Russia's chief investigator has denied threatening to kill an investigative reporter over a story that criticised his agency.
Investigative Committee (SK) chief Alexander Bastrykin has described as nonsense accusations that he had arranged for the journalist to be driven to a forest before threatening his life.
The BBC reports he admitted publicly rebuking Sergei Sokolov, who works for Novaya Gazeta, where he is deputy editor.
But he denied meeting him privately to threaten him and joke about investigating his death.
Sokolov is said to be now staying in an unspecified foreign state.

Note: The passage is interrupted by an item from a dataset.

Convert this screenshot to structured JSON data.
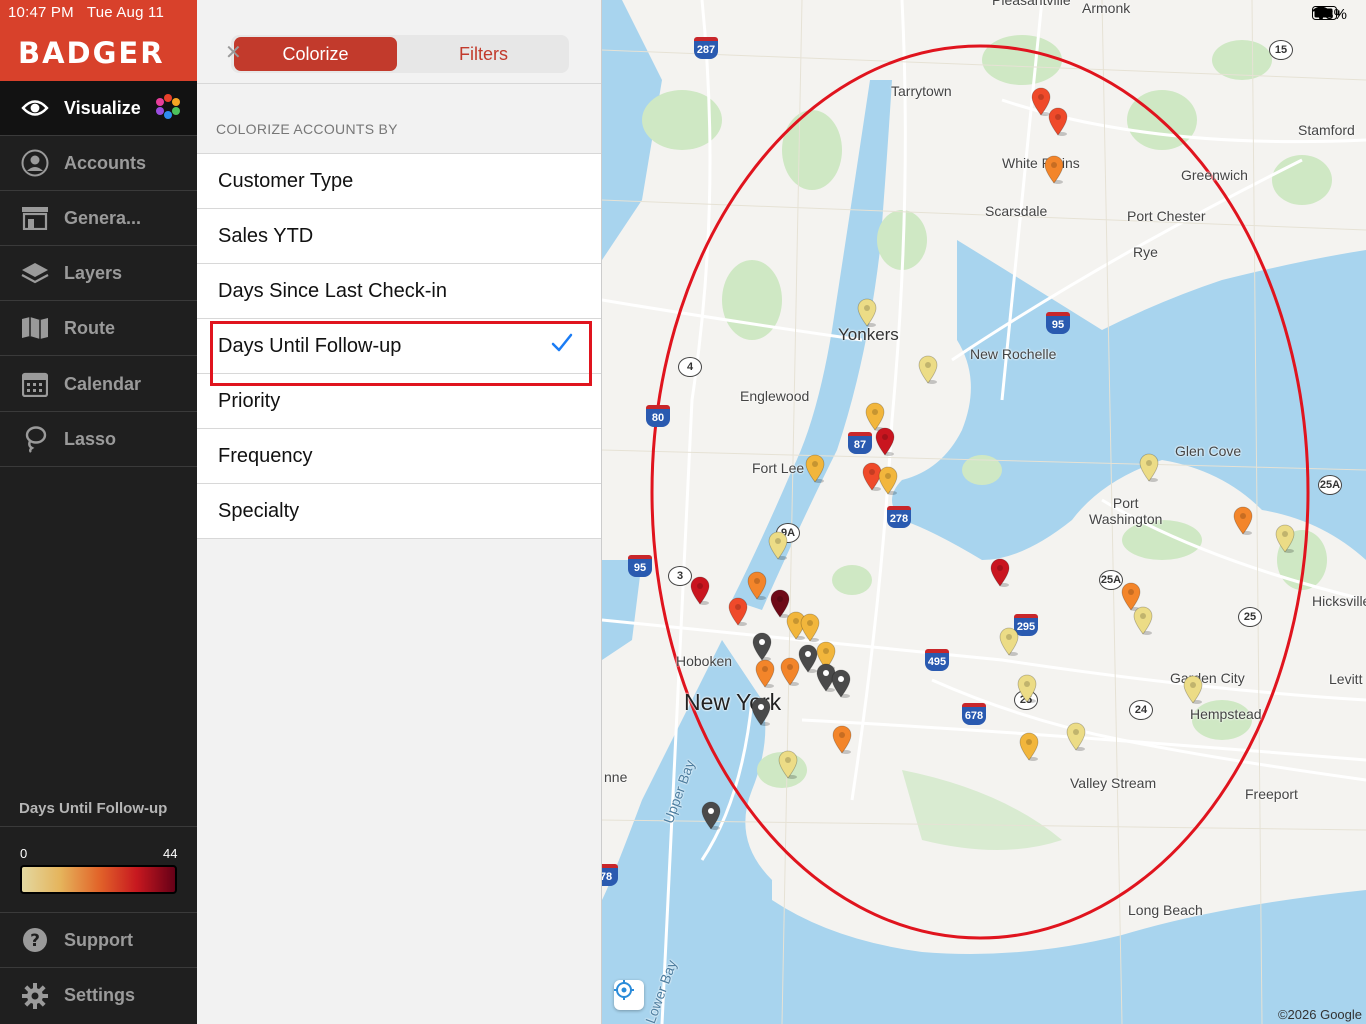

Sokolov's editor, Dmitry Muratov, used an open letter to Mr Bastrykin on Wednesday to accuse him of having threatened Sokolov's life at a recent meeting.
he wrote that Mr Bastrykin invited Sokolov to accompany him to a conference in the city of Nalchik in the North Caucasus on 4 June.
Once at the conference, the SK chief then publicly berated Sokolov for an article he had written accusing Mr Bastrykin of failing to punish the perpetrators of a mass murder in 2010 at Kushchevskaya in southern Russia.
Audio of the two men's exchange was published by Russian news website Life News.
Sokolov can be heard apologising for the tone of his article but not its gist. The SK chief retorts by accusing the journalist of insulting him.
"In the days of the tsars, Mr Sokolov, this would have led to a duel," Mr Bastrykin says.
Second exchange
In his letter, Muratov accuses the SK chief of a second exchange with his deputy editor, this time without witnesses in a forest outside Moscow.
Bastrykin admitted berating Sokolov at the conference in an interview for Izvestia newspaper on Thursday.
However, he denied any subsequent exchange in a forest, quipping: "The work is so hard that there's no question of nature study trips."
Responding to Muratov's letter, he described it as an "artful mix of fact and barefaced lies".